Ammonia Leak Outside International Space Station – NASA Says Crew Not In Danger
NASA says that at around 10:30 a.m. CDT on Thursday, 9 May 2013, the Expedition 35 crew aboard the International Space Station (ISS) reported seeing small white flakes floating away from an area of the Space Station’s P6 truss structure. The crew used handheld cameras and Mission Control used external television cameras to gain additional imagery in an attempt to narrow down the leak’s location.
Listen to Crew Audio
Commander Hadfield reports ammonia leak to Mission Control Houston
Capcom Doug Wheelock updates station crew on status of ammonia leak
According to NASA, the crew reports, along with imagery and data received by flight controllers in Mission Control in Houston, confirmed that the rate of the ammonia leaking from this section of the cooling system has increased. Ammonia is used to cool the station’s power channels that provide electricity to station systems. Each solar array has its own independent cooling loop. This ammonia loop is the same one that spacewalkers attempted to troubleshoot a leak on during a spacewalk on 1 November 2012. It is not yet known whether this increased ammonia flow is from the same leak, which at the time, was not visible.

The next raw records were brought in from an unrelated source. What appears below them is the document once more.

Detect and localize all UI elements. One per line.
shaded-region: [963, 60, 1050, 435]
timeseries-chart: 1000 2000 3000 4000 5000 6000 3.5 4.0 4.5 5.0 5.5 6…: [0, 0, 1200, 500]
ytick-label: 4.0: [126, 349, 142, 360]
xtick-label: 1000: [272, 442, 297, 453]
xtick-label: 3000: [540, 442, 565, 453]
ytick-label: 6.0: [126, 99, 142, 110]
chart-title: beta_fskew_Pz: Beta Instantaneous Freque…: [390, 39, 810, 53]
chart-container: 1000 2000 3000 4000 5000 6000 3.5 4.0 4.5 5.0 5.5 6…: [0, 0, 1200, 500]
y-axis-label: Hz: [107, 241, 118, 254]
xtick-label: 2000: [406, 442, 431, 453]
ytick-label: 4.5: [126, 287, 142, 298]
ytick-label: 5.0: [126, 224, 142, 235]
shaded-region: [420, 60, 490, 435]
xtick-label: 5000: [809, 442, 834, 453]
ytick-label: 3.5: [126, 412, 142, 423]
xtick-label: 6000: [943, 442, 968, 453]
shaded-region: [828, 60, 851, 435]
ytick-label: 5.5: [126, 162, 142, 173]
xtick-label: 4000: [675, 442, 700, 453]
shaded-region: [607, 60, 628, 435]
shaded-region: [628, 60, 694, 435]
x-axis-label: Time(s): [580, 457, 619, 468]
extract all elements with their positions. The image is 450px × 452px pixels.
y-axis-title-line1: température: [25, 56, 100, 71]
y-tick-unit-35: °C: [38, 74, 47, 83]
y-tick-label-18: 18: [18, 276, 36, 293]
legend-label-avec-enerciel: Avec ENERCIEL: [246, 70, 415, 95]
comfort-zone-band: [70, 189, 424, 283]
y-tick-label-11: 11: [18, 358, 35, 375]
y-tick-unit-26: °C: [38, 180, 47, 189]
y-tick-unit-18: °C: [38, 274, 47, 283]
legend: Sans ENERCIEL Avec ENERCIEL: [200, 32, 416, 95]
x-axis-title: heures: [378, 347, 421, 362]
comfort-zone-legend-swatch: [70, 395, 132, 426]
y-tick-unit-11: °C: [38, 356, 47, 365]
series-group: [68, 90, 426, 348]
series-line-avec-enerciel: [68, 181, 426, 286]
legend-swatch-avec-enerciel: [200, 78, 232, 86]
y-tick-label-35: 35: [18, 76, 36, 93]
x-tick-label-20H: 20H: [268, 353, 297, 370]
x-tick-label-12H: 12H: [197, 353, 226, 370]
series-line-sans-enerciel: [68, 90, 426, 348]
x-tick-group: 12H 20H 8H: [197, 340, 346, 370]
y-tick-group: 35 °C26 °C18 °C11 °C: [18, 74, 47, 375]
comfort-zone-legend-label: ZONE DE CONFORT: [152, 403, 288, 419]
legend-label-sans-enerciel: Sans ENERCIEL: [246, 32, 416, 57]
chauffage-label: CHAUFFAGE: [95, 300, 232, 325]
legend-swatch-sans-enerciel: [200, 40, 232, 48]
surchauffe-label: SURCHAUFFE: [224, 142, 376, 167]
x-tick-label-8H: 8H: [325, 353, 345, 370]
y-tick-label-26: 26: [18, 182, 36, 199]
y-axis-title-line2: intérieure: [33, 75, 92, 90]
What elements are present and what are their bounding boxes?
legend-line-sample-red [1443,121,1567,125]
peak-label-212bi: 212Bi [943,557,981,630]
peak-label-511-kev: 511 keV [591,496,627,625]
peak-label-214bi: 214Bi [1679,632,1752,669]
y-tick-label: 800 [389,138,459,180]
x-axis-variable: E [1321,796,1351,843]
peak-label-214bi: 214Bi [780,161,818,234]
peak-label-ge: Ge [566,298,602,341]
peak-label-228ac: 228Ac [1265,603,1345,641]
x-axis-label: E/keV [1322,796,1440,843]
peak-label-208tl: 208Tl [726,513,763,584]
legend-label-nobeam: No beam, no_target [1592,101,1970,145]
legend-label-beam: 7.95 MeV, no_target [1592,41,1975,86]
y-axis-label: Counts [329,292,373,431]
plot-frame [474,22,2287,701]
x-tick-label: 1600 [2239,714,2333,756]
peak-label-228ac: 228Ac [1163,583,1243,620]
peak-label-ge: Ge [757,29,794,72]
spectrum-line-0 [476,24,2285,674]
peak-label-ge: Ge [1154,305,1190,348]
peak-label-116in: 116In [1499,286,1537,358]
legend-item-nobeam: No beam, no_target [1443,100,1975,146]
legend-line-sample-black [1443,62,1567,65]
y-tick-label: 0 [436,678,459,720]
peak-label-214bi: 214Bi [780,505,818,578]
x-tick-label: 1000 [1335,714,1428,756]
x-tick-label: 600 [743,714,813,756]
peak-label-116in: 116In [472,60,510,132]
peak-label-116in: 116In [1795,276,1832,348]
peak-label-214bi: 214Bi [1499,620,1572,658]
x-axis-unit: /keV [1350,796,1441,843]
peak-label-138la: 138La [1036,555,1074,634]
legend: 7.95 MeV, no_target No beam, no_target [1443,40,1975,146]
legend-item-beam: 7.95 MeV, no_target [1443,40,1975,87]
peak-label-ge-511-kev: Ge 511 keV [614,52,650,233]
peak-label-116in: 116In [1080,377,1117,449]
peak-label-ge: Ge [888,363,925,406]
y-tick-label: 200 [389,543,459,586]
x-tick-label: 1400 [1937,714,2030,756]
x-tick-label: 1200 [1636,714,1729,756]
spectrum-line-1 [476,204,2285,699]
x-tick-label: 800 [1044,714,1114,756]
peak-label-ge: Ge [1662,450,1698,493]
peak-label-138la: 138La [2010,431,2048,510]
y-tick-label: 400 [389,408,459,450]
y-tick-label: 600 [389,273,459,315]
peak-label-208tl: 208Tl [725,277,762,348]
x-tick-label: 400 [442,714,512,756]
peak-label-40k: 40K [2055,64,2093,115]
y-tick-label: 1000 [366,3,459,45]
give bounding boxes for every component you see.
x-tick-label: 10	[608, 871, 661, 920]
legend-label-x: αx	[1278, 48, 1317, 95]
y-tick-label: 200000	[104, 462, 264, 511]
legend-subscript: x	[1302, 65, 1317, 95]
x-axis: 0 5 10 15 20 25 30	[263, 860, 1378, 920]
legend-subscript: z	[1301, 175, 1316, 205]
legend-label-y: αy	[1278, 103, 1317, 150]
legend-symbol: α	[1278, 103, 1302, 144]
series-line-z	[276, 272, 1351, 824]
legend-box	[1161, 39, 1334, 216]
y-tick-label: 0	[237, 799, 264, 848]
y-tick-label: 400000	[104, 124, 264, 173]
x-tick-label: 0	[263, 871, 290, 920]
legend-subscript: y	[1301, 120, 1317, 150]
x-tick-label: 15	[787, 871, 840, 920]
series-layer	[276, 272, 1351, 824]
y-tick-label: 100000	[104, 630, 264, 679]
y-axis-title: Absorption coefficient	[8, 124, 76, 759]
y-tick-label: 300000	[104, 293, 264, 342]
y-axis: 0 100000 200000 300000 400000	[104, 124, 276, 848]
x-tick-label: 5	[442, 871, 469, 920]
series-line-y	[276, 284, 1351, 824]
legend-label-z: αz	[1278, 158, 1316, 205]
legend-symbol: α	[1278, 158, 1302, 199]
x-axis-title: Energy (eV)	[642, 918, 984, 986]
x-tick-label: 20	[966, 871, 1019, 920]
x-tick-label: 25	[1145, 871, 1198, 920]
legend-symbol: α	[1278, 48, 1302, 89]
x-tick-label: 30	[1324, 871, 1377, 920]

The station continues to operate normally otherwise and the crew is in no danger, said the Space Agency.
Plans are being developed to reroute other power channels to maintain full operation of those and other systems normally controlled by the solar array that is cooled by this loop.
The early analysis by thermal control systems specialists indicates that the leak rate could result in a shutdown of this one cooling loop in about 48 hours. The team is looking at whether any additional imagery is needed to isolate the leak’s location.